Before the war we had got admission in Government college Abbottabad as I have mentioned above. It was located in huge spacious grounds in the city. To us from Burn Hall the building was ugly but to the majority of boys from the villages and the small towns of Hazara, it must have appeared grand if not beautiful. There were free periods and if one missed a class, there were no dire consequences. This state of affairs suited me as well as Khalid and Nuri, another PMA boy whose father had arrived only recently. We became past-masters at the art of playing truant which we still called ‘skipping’ as in school. I was averse to staying in the college after 1 p. m and, since the practical lessons (experimental methods for teaching science subjects) were always scheduled after that time, I bowed out of that ungentlemanly engagement. The experimental classes of physics and chemistry were gentlemanly affairs being supervised respectively by demonstrators nicknamed Baba (I forget the name) and Izzat Sahib who was nicknamed Izzatun Kallan by Khalid Chum immediately. The word Kallan referred to his dark complexion as kala means black.

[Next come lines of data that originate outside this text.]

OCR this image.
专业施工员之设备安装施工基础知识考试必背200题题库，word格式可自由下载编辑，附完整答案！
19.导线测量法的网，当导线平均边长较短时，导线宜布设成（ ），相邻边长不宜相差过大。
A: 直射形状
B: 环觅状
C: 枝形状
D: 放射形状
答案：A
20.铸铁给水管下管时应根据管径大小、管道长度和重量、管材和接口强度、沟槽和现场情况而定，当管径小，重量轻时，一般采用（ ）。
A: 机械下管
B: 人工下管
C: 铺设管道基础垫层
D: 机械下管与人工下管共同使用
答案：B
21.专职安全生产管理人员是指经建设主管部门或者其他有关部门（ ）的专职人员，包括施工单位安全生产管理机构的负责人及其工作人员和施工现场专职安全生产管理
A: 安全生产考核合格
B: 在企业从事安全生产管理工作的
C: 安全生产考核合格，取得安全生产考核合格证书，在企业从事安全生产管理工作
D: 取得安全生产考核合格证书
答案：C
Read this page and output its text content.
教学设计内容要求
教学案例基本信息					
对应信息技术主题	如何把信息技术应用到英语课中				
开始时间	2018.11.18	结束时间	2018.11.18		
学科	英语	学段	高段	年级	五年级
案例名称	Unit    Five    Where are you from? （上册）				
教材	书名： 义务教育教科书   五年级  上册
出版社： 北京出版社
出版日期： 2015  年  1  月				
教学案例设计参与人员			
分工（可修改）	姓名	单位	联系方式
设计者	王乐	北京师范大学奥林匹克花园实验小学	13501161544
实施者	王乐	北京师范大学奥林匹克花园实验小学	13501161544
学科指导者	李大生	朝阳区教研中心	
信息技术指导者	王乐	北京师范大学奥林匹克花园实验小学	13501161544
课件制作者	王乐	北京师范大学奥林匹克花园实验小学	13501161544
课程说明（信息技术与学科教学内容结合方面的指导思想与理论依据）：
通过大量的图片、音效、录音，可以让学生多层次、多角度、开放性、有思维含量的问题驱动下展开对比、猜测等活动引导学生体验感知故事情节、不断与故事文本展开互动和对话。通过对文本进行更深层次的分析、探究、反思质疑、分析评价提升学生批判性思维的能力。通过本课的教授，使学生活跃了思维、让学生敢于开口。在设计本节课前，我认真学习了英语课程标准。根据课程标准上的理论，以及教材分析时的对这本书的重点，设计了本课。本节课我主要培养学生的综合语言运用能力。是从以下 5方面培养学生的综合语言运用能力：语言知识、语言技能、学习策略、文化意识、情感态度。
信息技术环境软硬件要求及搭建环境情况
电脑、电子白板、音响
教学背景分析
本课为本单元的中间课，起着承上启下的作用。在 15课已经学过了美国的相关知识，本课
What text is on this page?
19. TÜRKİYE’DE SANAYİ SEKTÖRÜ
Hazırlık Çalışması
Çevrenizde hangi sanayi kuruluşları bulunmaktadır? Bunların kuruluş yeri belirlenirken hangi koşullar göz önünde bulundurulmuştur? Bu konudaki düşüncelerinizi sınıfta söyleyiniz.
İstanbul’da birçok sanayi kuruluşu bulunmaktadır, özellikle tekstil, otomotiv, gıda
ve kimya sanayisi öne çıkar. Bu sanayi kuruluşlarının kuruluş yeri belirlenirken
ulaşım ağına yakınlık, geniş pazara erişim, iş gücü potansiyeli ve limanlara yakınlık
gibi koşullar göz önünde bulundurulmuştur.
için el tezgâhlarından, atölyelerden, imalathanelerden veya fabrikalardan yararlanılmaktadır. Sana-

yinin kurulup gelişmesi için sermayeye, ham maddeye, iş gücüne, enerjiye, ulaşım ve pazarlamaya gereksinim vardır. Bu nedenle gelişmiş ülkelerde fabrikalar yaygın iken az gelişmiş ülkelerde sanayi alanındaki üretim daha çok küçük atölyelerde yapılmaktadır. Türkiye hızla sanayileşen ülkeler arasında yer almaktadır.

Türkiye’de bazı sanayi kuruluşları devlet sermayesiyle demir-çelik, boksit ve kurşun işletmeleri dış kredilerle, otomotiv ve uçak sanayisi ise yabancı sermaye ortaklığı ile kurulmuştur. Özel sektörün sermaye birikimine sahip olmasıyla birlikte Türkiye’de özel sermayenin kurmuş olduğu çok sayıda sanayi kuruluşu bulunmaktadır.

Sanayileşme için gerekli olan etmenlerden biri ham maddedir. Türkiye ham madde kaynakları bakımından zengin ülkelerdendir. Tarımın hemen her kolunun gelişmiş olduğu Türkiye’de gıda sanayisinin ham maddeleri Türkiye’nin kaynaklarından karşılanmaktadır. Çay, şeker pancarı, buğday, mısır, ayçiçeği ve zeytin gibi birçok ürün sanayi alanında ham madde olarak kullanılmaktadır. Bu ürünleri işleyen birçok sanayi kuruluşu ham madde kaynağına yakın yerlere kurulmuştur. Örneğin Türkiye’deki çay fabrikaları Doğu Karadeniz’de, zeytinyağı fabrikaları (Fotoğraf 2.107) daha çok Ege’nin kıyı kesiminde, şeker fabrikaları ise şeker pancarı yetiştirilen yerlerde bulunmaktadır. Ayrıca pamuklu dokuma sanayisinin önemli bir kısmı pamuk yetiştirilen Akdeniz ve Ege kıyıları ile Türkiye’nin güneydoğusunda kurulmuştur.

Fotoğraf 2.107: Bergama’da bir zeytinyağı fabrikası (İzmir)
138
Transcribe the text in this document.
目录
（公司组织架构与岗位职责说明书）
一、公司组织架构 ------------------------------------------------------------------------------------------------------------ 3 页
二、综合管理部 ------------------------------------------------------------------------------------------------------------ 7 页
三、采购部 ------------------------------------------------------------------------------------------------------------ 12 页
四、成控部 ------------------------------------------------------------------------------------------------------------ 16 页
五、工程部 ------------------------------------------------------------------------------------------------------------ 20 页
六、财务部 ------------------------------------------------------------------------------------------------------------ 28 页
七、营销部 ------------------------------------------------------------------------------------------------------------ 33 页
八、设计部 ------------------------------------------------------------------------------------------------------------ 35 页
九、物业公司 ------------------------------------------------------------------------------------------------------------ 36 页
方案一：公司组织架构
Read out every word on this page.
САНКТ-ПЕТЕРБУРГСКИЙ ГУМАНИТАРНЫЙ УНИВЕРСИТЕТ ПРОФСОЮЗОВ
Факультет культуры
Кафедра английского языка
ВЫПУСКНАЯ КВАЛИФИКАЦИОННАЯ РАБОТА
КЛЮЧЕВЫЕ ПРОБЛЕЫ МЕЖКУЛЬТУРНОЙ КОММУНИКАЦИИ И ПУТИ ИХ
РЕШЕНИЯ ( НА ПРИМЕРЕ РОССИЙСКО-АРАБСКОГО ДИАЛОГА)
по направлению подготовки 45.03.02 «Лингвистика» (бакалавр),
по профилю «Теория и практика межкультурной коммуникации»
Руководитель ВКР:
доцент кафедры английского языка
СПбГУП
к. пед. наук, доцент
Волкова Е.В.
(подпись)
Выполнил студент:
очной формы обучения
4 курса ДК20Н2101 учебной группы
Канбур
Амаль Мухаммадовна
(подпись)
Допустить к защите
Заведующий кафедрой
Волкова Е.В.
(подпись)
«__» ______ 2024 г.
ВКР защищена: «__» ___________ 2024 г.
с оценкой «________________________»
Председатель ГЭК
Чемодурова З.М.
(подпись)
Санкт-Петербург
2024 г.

This was, of course, a disgracefully racist thing to say but we were not politically correct or sensitive to peoples’ feelings so much as to even realize that making fun of body attributes, especially the colour of the skin, was wrong. And this despite the fact that I had often taken up the cudgels on behalf of Africans who had come to PMA as cadets if they were ever ridiculed which, however, was very rare. Baba, a bearded gentleman was a tough nut to crack and could say things which made even the louts blush. As for Izzat Sahib he let us off quite easily. The joke I had about him was that he came to the class and declared in a sing-song tone in Urdu:
‘You will say that I should let you off. And I will declare that I won’t. And so there will be a quarrel. And so, it is best that you go’. And off we would go chortling with joy.
This was, of course, a made-up story, an allegation, which was based on nothing more than him giving us leave on rare occasions. Izzat Sahib was actually a competent man and despite my missing many classes he did prepare me quite well for the intermediate (12th class) examinations.